So, for me, it depends on the puppy and their previous to current rate of growth. Sorry, I wasn't able to give you a better idea of when to switch. My babies love the EVO. I rotate it in with the Canidae and Artemis.

Our 5 month old is already 34 pounds, so for her, we will probaly switch her to the adult EVO and Artemis foods earlier. We predominantly feed her Canidae now, because it's an All Life Stages. This is baby Trouble.


----------



## Patt (Feb 12, 2008)

ravadox said:


> Im not really sure I trust what the vet says when it comes to food questions. They are the ones who told me to feed her Science Diet, and I know how bad that stuff is. Thanks for the remarks


I meant to ask at what age to switch. I believe large dogs are switched at a later age than small dogs. I switched my Aussie at 18 months and my Boston at 8 months. 

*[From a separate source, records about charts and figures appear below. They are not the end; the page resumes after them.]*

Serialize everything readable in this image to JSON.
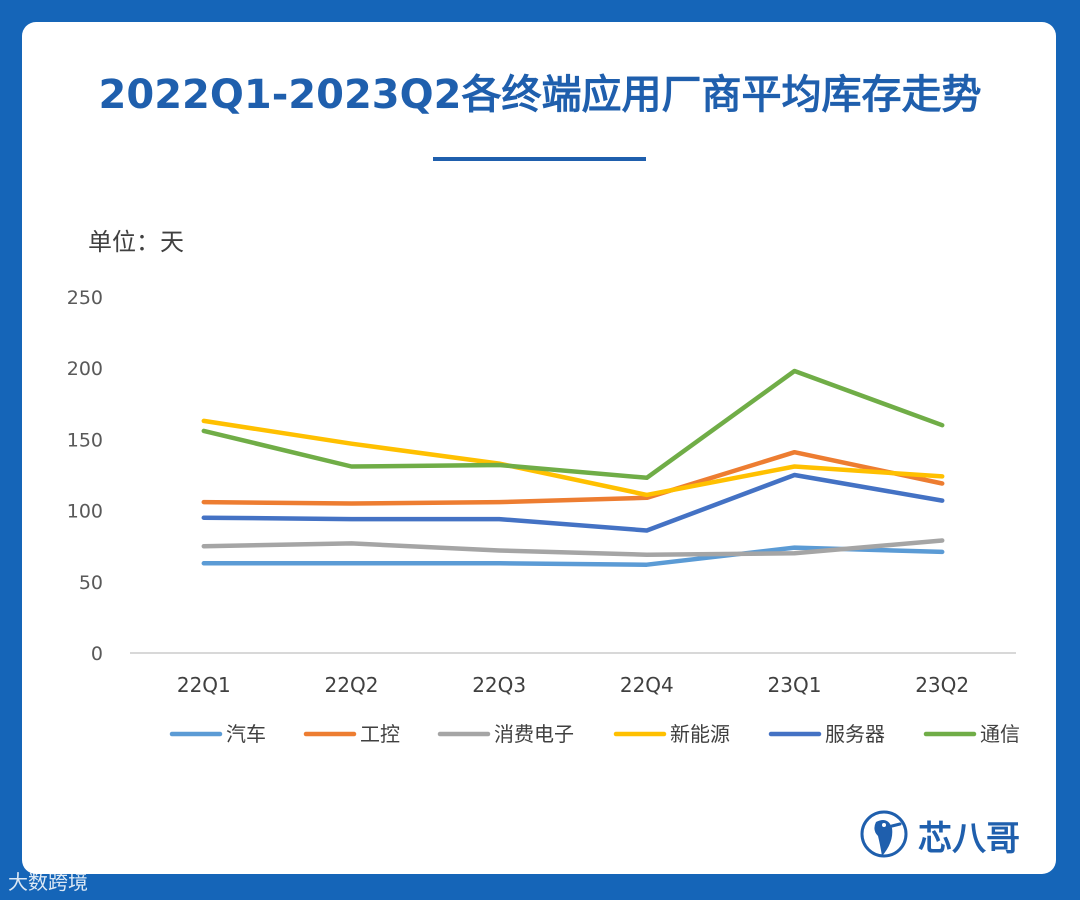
{
  "header": {
    "title": "2022Q1-2023Q2各终端应用厂商平均库存走势",
    "unit_label": "单位：天"
  },
  "brand": {
    "name": "芯八哥"
  },
  "footer": {
    "watermark": "大数跨境"
  },
  "colors": {
    "background": "#1565b8",
    "title": "#1f5fad",
    "axis": "#cccccc"
  },
  "chart_data": {
    "type": "line",
    "categories": [
      "22Q1",
      "22Q2",
      "22Q3",
      "22Q4",
      "23Q1",
      "23Q2"
    ],
    "yticks": [
      0,
      50,
      100,
      150,
      200,
      250
    ],
    "ylim": [
      0,
      250
    ],
    "grid": false,
    "legend_position": "bottom",
    "series": [
      {
        "name": "汽车",
        "color": "#5b9bd5",
        "values": [
          63,
          63,
          63,
          62,
          74,
          71
        ]
      },
      {
        "name": "工控",
        "color": "#ed7d31",
        "values": [
          106,
          105,
          106,
          109,
          141,
          119
        ]
      },
      {
        "name": "消费电子",
        "color": "#a5a5a5",
        "values": [
          75,
          77,
          72,
          69,
          70,
          79
        ]
      },
      {
        "name": "新能源",
        "color": "#ffc000",
        "values": [
          163,
          147,
          133,
          111,
          131,
          124
        ]
      },
      {
        "name": "服务器",
        "color": "#4472c4",
        "values": [
          95,
          94,
          94,
          86,
          125,
          107
        ]
      },
      {
        "name": "通信",
        "color": "#70ad47",
        "values": [
          156,
          131,
          132,
          123,
          198,
          160
        ]
      }
    ]
  }
}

I know lots of people HATE Science Diet, but in the old days they didn't have all this good stuff to choose from and that was a good diet. Two of my dogs were brought up on that and they lived to be 16 and 17 years old. So it's really hard for me to say it is so bad.


----------



## MushPuppies (Sep 13, 2007)

This is from a Siberian Husky site, FAQ section:

"How long should I feed puppy food?
Some research indicates that feeding puppy food for too long can increase the incidence of hip dysplasia (and other orthopedic problems) in dogs that are susceptible to it (fast growing breeds). Some breeders start feeding adult food very soon. Even though the Siberian is not fully mature until 18 months, most people gradually switch to adult dog food at the 8-10 month time frame."


----------



## ravadox (Feb 25, 2008)

Thanks alot everyone, much appreciated info. She is about 45 pounds now at 6 months. So I will probably shoot for around the 10 month date. Thanks Mush, all your mushpuppies are gorgeous aswell


----------